Inspirada neste exemplo, uma empresa russa teve a curiosa iniciativa de oferecer aos ricos lá de Moscou ambulâncias de aluguel. Por fora os veículos até enganam bem, com sirene, pintura e adesivos característicos. O diferencial está na parte de dentro, contemplada com amplos assentos revestidos de couro e o conforto de uma luxuosa limusine. E lá se vão pelas avenidas afora todos aqueles respeitáveis senhores abrindo passagem e transformando os cidadãos comuns em gente de segunda classe. Segundo li, alugar uma dessas ambulâncias custa em torno de R$ 400 por hora – eis aí o preço da dignidade humana.
Mas talvez o exemplo mais chocante venha lá dos Estados Unidos. Transcrevo, a seguir, trechos de uma reportagem do sério jornal britânico “The Times”: “O segredo veio a público através de uma conversa entre duas mães em Manhattan, que iriam passar férias em parques temáticos na Florida (EUA). “Você irá desejar um daqueles guias portadores de necessidades especiais do mercado negro”. Contratando um deles, famílias distintas estariam habilitadas a percorrer todas as atrações dos parques sem a inconveniência de uma fila”.
A reportagem esclarece que o parque “permite a visitantes em cadeiras de rodas o acesso às suas atrações através de uma “entrada mais conveniente”, juntamente com mais seis convidados”. Assim, “como os magos de Harry Potter que desaparecem através de um muro … as crianças [ricas] podem evitar duas horas de fila acompanhando seus guias paraplégicos por uma entrada lateral”.

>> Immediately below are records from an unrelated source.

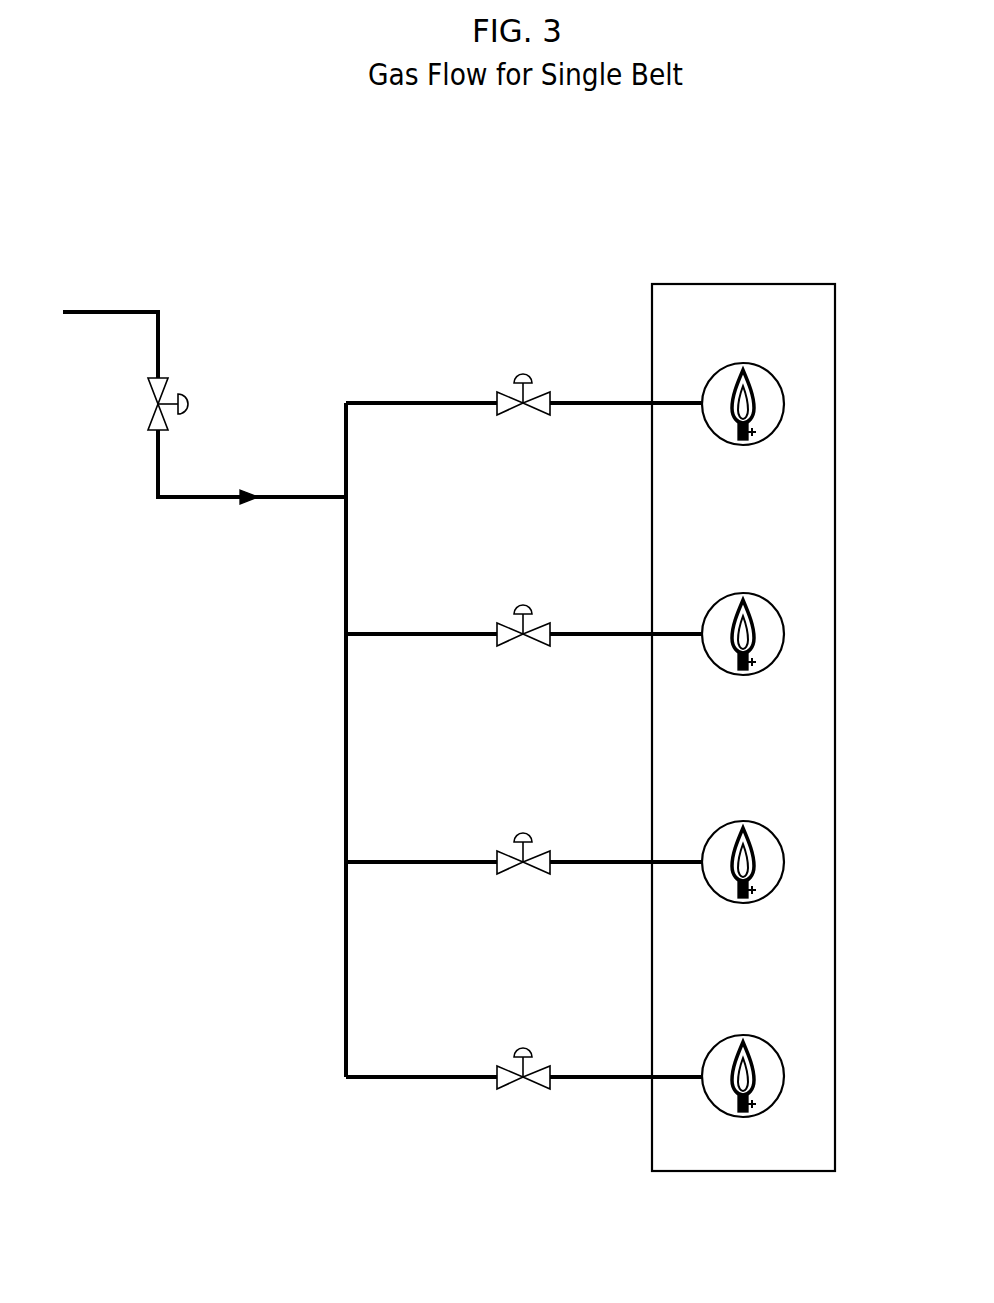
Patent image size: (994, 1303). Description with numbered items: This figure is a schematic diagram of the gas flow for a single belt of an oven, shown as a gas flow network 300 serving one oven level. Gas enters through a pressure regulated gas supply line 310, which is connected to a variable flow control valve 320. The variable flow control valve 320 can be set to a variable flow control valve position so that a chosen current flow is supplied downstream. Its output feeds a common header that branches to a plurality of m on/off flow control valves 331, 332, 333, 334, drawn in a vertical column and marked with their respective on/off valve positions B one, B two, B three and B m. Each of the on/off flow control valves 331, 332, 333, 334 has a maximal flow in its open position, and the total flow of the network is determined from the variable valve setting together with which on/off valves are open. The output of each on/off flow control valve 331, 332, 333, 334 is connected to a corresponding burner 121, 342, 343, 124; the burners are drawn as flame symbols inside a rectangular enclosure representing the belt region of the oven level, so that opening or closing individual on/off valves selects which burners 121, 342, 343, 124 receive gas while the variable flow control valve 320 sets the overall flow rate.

The gas flow network 300 is at (795, 203).
The pressure regulated gas supply line 310 is at (102, 307).
The variable flow control valve 320 is at (167, 365).
The on/off flow control valve 331 is at (554, 390).
The on/off flow control valve 332 is at (543, 614).
The on/off flow control valve 333 is at (543, 849).
The on/off flow control valve 334 is at (557, 1060).
The burner 121 is at (763, 361).
The burner 342 is at (752, 586).
The burner 343 is at (752, 818).
The burner 124 is at (764, 1031).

Em Londres, o parque Alton Towers decidiu ser mais transparente: basta pagar uns R$ 320 e passar na frente dos mortais – simples assim. Este caso não é isolado: o ingresso para a torre panorâmica daquela cidade custa uns R$ 70 – ou R$ 100 para evitar as longas filas formadas pela patuleia.
Ainda nos EUA, recentemente anunciou-se uma peça de teatro estrelada por Al Pacino. As filas, evidentemente, eram imensas e para todos. Aliás, para quase todos – quem tivesse R$ 250 disponíveis ficava isento.
Diante destes exemplos, oriundos das mais ricas e civilizadas sociedades deste planeta, fico a pensar na deliciosa exclamação de Machado de Assis: “a exceção só é odiosa para os outros”.